Desde que ele começou a criar esses rostos, a impressão 3D e a tecnologia de DNA avançaram, permitindo-lhe elaborar um novo nível de detalhes. O DNA extraído de ossos bem preservados pode revelar a cor do cabelo, da pele e dos olhos, três aspectos da reconstrução que antes eram especulativos e que hoje já estão entre os mais confiáveis.
Mas no caso da mulher de Lagmansören, nenhum DNA legível pôde ser recuperado. Em vez disso, Nilsson analisou padrões históricos de migração.
Ela viveu numa época em que os agricultores tinham acabado de ocupar Escandinávia e começavam a se misturar com grupos de caçadores-coletores. Ele determinou que ela provavelmente tinha sido de pele clara com cabelos escuros.
Após esse processo, que ele diz ter sido rigorosamente testado, Nilsson parte do reino da probabilidade científica e entra na fase dois: a da imaginação. Ao contrário do gênero, tom de pele e dentes, uma expressão não pode ser preservada no osso.
“Eu preciso trazer o rosto vivo, então você realmente tem a impressão de que há alguém olhando para você dentro desses olhos”, diz ele.
Como adicionar emoção a um crânio de 4 mil anos de antiguidade
Nilsson se abstém de ser muito criativo – retratar um forte sentimento de raiva, por exemplo, é estritamente proibido, diz ele. O que ele pode fazer é tecer emoções para dar a sensação de que o rosto está em movimento e, portanto, vivo.
O rosto acabado é moldado novamente em um silicone de tom de pele e Nilsson começa a adicionar os detalhes.
Quando ele pensou nos olhos da mulher, ele considerou o garoto com quem ela tinha sido enterrada. O esqueleto do garoto estava danificado demais para uma reconstituição, mas Nilsson queria incluí-lo.
Ele imaginou que o menino era seu filho, e ela estava observando-o enquanto ele corria à frente dela. Eles provavelmente eram caçadores coletores, viajando atrás das migrações de animais. Talvez, ele pensou, eles estavam a caminho do acampamento de inverno.
“Ela não está ameaçada, ela se sente em casa ela olha para esse menino”, diz Nilsson. “É uma sensação segura, mas também quase um pouco arrogante. Mesmo que ela seja pequena, você não gostaria de mexer com ela.”
Nilsson estudou padrões históricos de migração para determinar que a mulher provavelmente tinha pele clara e cabelos escuros. Ela está vestida com peles de animais curtidas feitas com técnicas da Idade da Pedra.
Como saber se a reconstrução do rosto foi bem feita?
Em reconstruções passadas, ele sabia que seu trabalho estava bem feito quando um visitante do museu se inclina em direção ao rosto para examinar seus detalhes e, em seguida, pula para trás, desconfortável com a proximidade.

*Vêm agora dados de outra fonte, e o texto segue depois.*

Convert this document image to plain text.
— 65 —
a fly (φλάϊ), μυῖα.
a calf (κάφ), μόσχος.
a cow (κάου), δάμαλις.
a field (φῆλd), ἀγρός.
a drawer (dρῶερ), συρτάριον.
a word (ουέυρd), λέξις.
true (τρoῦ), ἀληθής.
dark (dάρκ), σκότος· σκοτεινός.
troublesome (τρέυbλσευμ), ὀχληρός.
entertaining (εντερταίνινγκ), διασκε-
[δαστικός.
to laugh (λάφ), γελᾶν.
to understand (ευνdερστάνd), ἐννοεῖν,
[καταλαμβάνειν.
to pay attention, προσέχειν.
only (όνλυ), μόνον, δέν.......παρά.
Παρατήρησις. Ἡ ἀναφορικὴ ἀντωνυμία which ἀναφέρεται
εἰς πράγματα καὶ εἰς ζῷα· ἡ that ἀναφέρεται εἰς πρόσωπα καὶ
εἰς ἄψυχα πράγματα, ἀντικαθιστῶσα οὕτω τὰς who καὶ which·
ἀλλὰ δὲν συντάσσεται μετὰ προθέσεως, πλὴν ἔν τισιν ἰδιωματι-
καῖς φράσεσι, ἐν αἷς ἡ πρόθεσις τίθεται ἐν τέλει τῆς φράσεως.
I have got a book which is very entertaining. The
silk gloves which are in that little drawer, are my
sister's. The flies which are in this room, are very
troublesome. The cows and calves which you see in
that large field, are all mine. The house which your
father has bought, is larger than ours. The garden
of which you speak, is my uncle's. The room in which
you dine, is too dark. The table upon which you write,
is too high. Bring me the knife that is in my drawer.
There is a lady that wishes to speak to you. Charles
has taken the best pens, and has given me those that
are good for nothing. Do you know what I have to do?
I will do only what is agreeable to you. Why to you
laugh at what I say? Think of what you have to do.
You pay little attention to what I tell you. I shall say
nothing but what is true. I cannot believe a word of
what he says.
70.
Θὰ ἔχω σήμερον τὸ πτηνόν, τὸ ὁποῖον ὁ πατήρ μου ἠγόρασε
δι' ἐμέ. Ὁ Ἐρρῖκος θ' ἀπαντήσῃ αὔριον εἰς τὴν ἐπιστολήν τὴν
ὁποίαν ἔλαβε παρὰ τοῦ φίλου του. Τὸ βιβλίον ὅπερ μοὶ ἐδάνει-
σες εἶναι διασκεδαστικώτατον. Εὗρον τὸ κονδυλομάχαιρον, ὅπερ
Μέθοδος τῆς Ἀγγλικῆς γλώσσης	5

Isso costuma acontecer quando os dois pares de olhos, vivos e reconstruídos, estão a um metro de distância. "Isso revela um conflito no cérebro", diz ele. "A parte lógica do cérebro diz que isso é falso, mas a experiência emocional é de que alguém está realmente lá.”
Essa reconstituição levou 350 horas para ser concluída. Quando Nilsson terminou, a mulher estava vestida com peles de animais curtidas feitas com técnicas da Idade da Pedra pela colega de Nilsson, Helena Gjaerum.
Um colar de garras de pássaro pendurado em seu pescoço e um coque apertado segurava o cabelo enquanto ela viajava entre as árvores 4 mil anos atrás.
Olhando no rosto da mulher de Langmansören
Nilsson conhece bem essas florestas. Quando ele estava crescendo em Estocolmo, sua família passava férias em uma cabana a alguns quilômetros de onde o túmulo foi encontrado.
Ele caminhava entre as árvores, coletando cogumelos e procurando alces, ou mesmo um urso, talvez ao longo das mesmas trilhas que a mulher de Lagmansören andou.
“DNA e impressão 3D são legais”, diz Nilsson. “Mas é sempre [sobre] esse vínculo emocional que eu e muitas pessoas experimentamos quando olhamos para um rosto reconstruído. É essa conexão que vem em primeiro lugar.”